FORT WORTH, Texas — Matt Kuchar finished a long Saturday at Colonial exhausted and still a stroke in front.
“This morning feels like a day ago,” Kuchar said. “It’s hard to believe it’s the same day.”
After making a 12-foot birdie putt at the par-3 16th hole, the same place where his day began at 7:13 a.m. to finish the suspended second round, Kuchar had two nifty par-savers to finish a 1-under 69 in the third round. He was at 11-under 199, one ahead of Graham DeLaet, Boo Weekley, Chris Stroud and Matt Every.
When the second round was suspended Friday night because of an approaching storm, Kuchar had just hit his tee shot at the par-3 16th. He resumed there early Saturday with a two-putt from about 40 feet. That was part of three quick pars to keep his one-stroke lead after two rounds, then he played in the final group that finished just after 5 p.m.

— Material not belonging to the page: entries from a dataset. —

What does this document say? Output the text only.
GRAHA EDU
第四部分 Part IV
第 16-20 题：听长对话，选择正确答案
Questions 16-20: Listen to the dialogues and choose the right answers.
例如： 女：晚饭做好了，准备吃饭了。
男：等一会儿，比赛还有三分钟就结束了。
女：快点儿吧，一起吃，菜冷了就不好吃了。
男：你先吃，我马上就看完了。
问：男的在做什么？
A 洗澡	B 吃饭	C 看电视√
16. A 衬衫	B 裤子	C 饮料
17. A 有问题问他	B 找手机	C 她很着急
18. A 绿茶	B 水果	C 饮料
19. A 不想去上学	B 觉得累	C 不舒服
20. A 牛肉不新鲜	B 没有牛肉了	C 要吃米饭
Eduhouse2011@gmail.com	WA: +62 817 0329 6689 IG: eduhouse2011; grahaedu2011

Kuchar made his go-ahead stroke in the third round at No. 16 — after falling behind by as many as two strokes — before his approach shot at the 379-yard 17th landed in a greenside bunker. He blasted to 13 feet and saved par before hooking his tee shot at No. 18 into the left rough. He found more tall grass near the green with his second shot before pitching inside 3 feet.
“To not give away a stroke and maintain a one-shot lead is a good position to be in. Everybody has got to come get me,” Kuchar said. “Not only a bunch of players, but a bunch of good players up there. … I’m looking forward to having the lead and seeing if I can maintain it, and my goal will be to grow the lead.”
Weekly, even with problems maintaining focus in his left eye, and Every shot third-round 66s. Stroud had a 67 and DeLaet, playing with Kuchar, had three back-nine bogeys before a birdie at No. 18 for a 69.
Ranked No. 13 in the world — the highest in the field — Kuchar started the third round with a birdie at the easy par-5 first hole. At the 458-yard third hole, his 8-foot birdie attempt rolled over the cup without falling, ending his streak of 34 consecutive made putts under 10 feet this week at Hogan’s Alley.
Kuchar missed another short one, a 5-foot par putt after blasting out of a greenside bunker at the seventh hole. He then missed the green on at the par-3 eighth and bogeyed again, putting him 9 under and two strokes behind DeLaet, the 31-year-old Canadian looking for his first PGA Tour victory.
“I felt like they were easy up-and-downs,” Kuchar said. “I was glad to bounce back.”
DeLaet was at 12 under after he and Kuchar both had birdies at the par-5 11th hole before his bogeys at Nos. 13, 14 and 17.
Kuchar won the WGC-Accenture Match Play in February, and will try Sunday to join Tiger Woods as the only multiple winners on the PGA Tour this season. Kuchar is a five-time winner, but never has won twice in the same season.
There could be a lot of competition in the final round at Colonial, where 12 players are within three strokes of the lead. That dozen includes defending champion Zach Johnson, who also won in 2010, at 202.
Johnson shot 68, his 18th time under par his last 19 rounds at Hogan’s Alley. The lone exception being his closing 72 last year that included a two-stroke penalty. Five-time winner Ben Hogan is the only player to win Colonial more than twice.
“Certainly the confidence of playing well here is something I’m going to try to lean on,” Johnson said.
Weekley, who has won twice but not since 2008, had gotten to 10 under during his second round Friday when he made consecutive birdies after making his turn. But he had a late four-hole stretch with a double bogey and two bogeys. He was back at 10 under Saturday with consecutive birdies at Nos. 11 and 12, and was still there after an up-and-down finish.
“When we got done playing (Friday), I went out to the range and practiced a little bit and focused back on what we are here to do , and that’s win and play the best we can,” Weekley said.
There was a bogey at the 14th when he missed the fairway with his tee shot and the green with his approach, but he made a 6-foot birdie at No. 15. He missed a 5-foot par chance at No. 16, but finished with a birdie after his approach inside 3 feet at the closing hole.
After having problems reading greens in recent tournaments, Weekley this week went to doctor to have his left eye checked. But he still hasn’t found out what the problem is.
“I get like a real bad twitch when I’m trying to focus on something, especially staring down on the ball,” Weekley said. “It’s happened, I’d say probably 15-20 times so far this week.”
Even with that problem, he’s still got a chance to win.